I kept an album of photographs of my old home, and of my children in the garden, which I labelled – self-pityingly – “Loss”. But there are new children living there now. In time they too will move on, reluctantly, no doubt, but looking forward to the future. I have moved on, and am looking forward, not back. I am a bedroom-blocker no longer. And a good thing, too.
Esther Rantzen
NO, says Jan Etherington
There’s somebody at the door. Oh, it’s the Property Police. They’ve come to arrest me for refusing to move out of my house, which they’ve decided is too big for me. Any minute now, someone will burst in to measure my floor space; too much square footage and I’ll be forced out and into a broom cupboard or an attic.
I am spitting feathers at the most bullying, patronising and downright offensive report by the Intergenerational Foundation (IF) – a bossy charity whose contention is that “British policymakers have given undue advantages to the older generation at the expense of younger and future generations”. Which translates as “Get the oldies!”.
The report accuses pensioners of “bedroom-blocking”, and suggests that older people in big houses must downsize and move to smaller homes to free up the stagnating housing market. Quite aside from the cheek, this argument doesn’t make sense.
If those of us with big houses move out and buy smaller ones, surely we’ll be depleting the stock of more affordable housing available to younger buyers? And if we try to sell, who is going to buy the bigger houses? Property developers, who can knock them down.
The IF (surely it stands for Interfering Fools?) witters: “More than half of adults over the age of 65 live in homes with two more bedrooms than they 'require’.” Who decides how many bedrooms is a requirement? Do they believe a couple require only one? It’s not necessarily true, what with snoring, insomnia and general nocturnal incompatability.
It goes on: “It is understandable that retired people 'cling’ to their home, long after it has outlived its usefulness…”. I’m not 'clinging’ to anything – except my knuckles, to stop me punching anyone with an IF lapel badge.
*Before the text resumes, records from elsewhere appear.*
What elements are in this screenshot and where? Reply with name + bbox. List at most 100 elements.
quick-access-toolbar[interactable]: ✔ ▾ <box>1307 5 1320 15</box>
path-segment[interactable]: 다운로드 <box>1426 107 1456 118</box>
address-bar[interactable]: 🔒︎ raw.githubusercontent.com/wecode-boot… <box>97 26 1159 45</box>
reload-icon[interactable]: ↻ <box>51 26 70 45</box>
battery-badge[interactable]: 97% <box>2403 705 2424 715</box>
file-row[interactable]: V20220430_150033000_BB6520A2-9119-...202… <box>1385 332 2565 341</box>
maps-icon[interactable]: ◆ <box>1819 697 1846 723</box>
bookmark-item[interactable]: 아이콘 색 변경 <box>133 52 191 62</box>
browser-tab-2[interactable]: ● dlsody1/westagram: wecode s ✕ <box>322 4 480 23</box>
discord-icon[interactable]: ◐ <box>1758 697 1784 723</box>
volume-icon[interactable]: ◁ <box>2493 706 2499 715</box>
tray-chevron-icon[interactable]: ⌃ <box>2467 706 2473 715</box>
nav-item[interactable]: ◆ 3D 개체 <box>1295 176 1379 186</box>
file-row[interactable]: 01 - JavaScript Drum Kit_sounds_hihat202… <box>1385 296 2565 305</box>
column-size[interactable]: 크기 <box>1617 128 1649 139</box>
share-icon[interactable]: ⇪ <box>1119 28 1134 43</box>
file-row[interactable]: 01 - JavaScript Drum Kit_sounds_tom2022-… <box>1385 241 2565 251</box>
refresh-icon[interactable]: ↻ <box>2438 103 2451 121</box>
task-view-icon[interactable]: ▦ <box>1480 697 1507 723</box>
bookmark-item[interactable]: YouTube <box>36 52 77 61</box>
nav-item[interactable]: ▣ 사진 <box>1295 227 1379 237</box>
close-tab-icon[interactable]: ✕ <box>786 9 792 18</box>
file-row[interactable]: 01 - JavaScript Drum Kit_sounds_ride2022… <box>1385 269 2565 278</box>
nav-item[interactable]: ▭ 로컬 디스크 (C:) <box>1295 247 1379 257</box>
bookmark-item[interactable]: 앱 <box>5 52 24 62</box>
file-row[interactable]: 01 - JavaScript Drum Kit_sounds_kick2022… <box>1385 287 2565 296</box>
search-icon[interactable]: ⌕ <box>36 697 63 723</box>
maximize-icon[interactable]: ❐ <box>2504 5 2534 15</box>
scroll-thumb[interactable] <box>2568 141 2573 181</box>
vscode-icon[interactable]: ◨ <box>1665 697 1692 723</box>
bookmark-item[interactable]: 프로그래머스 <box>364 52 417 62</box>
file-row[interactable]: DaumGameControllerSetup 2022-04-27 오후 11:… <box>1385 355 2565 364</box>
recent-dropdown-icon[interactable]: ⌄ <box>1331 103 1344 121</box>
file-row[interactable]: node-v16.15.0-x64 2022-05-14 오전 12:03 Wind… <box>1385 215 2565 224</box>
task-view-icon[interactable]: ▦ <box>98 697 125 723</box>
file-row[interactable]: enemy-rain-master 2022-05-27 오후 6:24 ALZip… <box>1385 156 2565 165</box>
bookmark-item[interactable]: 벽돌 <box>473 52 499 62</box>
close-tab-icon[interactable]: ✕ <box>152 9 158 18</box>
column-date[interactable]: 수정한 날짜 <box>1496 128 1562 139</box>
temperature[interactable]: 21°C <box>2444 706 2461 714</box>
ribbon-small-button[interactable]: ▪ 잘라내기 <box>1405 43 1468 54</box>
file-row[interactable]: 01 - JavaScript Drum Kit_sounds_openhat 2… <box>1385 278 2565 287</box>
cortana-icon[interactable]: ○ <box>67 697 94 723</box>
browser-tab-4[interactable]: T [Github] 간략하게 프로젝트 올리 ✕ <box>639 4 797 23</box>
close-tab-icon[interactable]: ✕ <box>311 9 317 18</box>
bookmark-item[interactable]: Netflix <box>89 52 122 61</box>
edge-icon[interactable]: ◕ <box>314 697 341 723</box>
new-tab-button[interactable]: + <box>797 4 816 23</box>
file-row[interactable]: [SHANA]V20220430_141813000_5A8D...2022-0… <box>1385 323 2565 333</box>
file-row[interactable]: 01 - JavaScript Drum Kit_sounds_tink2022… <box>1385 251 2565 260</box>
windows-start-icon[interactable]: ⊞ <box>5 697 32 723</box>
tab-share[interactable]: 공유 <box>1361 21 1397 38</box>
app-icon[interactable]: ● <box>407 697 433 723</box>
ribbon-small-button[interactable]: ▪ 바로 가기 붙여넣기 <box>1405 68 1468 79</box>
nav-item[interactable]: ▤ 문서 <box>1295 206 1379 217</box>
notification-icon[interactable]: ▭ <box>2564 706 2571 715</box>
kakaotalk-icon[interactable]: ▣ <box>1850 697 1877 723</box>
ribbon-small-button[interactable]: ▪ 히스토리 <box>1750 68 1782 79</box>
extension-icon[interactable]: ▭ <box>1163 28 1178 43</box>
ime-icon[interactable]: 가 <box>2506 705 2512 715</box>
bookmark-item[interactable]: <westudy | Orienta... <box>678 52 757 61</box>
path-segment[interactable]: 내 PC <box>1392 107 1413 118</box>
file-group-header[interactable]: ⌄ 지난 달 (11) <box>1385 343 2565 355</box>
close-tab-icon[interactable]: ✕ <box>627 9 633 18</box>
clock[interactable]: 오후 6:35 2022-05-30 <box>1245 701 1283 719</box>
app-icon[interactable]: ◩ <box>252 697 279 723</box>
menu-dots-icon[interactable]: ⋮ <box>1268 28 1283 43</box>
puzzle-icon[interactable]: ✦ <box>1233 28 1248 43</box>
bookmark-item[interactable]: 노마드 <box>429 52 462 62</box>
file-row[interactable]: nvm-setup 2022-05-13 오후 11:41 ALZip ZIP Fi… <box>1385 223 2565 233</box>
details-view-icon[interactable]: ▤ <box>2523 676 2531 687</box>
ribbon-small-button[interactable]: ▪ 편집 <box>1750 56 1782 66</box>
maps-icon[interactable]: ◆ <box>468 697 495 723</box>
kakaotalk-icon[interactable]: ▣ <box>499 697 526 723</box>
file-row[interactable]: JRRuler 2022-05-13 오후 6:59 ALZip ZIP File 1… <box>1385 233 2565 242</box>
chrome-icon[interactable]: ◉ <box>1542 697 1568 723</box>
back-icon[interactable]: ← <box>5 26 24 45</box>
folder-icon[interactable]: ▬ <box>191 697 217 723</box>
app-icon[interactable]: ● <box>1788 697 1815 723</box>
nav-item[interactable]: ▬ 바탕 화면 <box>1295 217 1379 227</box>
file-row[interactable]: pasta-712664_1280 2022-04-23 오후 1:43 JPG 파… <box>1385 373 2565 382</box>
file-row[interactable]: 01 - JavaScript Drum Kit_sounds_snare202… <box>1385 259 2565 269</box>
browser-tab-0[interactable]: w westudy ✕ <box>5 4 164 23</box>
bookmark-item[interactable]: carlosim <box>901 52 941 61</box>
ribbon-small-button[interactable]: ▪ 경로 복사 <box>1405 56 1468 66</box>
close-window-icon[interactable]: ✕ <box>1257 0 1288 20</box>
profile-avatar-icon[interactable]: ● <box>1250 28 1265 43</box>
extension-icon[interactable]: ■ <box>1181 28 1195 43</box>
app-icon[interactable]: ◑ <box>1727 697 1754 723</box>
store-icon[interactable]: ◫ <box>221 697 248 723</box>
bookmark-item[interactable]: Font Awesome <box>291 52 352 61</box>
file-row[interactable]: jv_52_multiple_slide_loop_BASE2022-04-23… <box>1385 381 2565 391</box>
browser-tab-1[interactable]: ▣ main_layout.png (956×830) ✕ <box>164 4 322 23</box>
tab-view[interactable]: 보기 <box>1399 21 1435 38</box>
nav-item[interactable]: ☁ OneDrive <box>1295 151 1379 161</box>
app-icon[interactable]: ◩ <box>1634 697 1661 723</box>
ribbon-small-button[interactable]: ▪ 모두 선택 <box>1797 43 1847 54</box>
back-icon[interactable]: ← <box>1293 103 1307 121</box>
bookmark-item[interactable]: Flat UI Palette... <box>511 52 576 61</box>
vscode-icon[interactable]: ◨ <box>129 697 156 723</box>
I’m living – and working – in the house I love, and it has five bedrooms. Reckless extravagance!
My husband and I bought it years after the children had moved out, because, as comedy writers who work from home, we wanted the space. I have four grandchildren. Every room is used regularly and… hang on! Why do I need to justify this? It’s my house and I’ll damn well live where I like. But they’re still going to try to bribe us to downsize by urging ministers to offer tax breaks.
Why not just put everyone over 60 in the Big Brother house, because Big Brother is alive and well and working at the Intergenerational Foundation. Listen to this: “There are profound social consequences to their [over-65s’] actions, which are now causing real problems.” And this: “We believe that each generation should pay its own way, which is not happening at present.” Off to the Diary Room with the lot of us!
How dare they insult a generation of babyboomers? Far from selfishly squatting, Scrooge-like, in Downton Abbey splendour, clutching a pile of money and ignoring the hardships of the younger generation, we’ve paid our own way all our lives – and other people’s, too. Everyone I know in this age group is helping and supporting their adult children – and often, their parents as well – even though our own pensions and savings have been decimated by gross mismanagement in the financial markets. As the economy darkens, we need those extra bedrooms because our adult children – and in some cases, grandchildren – may one day move back in.
Trying to bully and shame us into downsizing won’t work. Except, here’s the irony. My house in Richmond is up for sale. Not because it’s too big for us, nor because we’ve been intimidated into moving by this ludicrous report, but because we fancy living by the sea. Probably in quite a big house.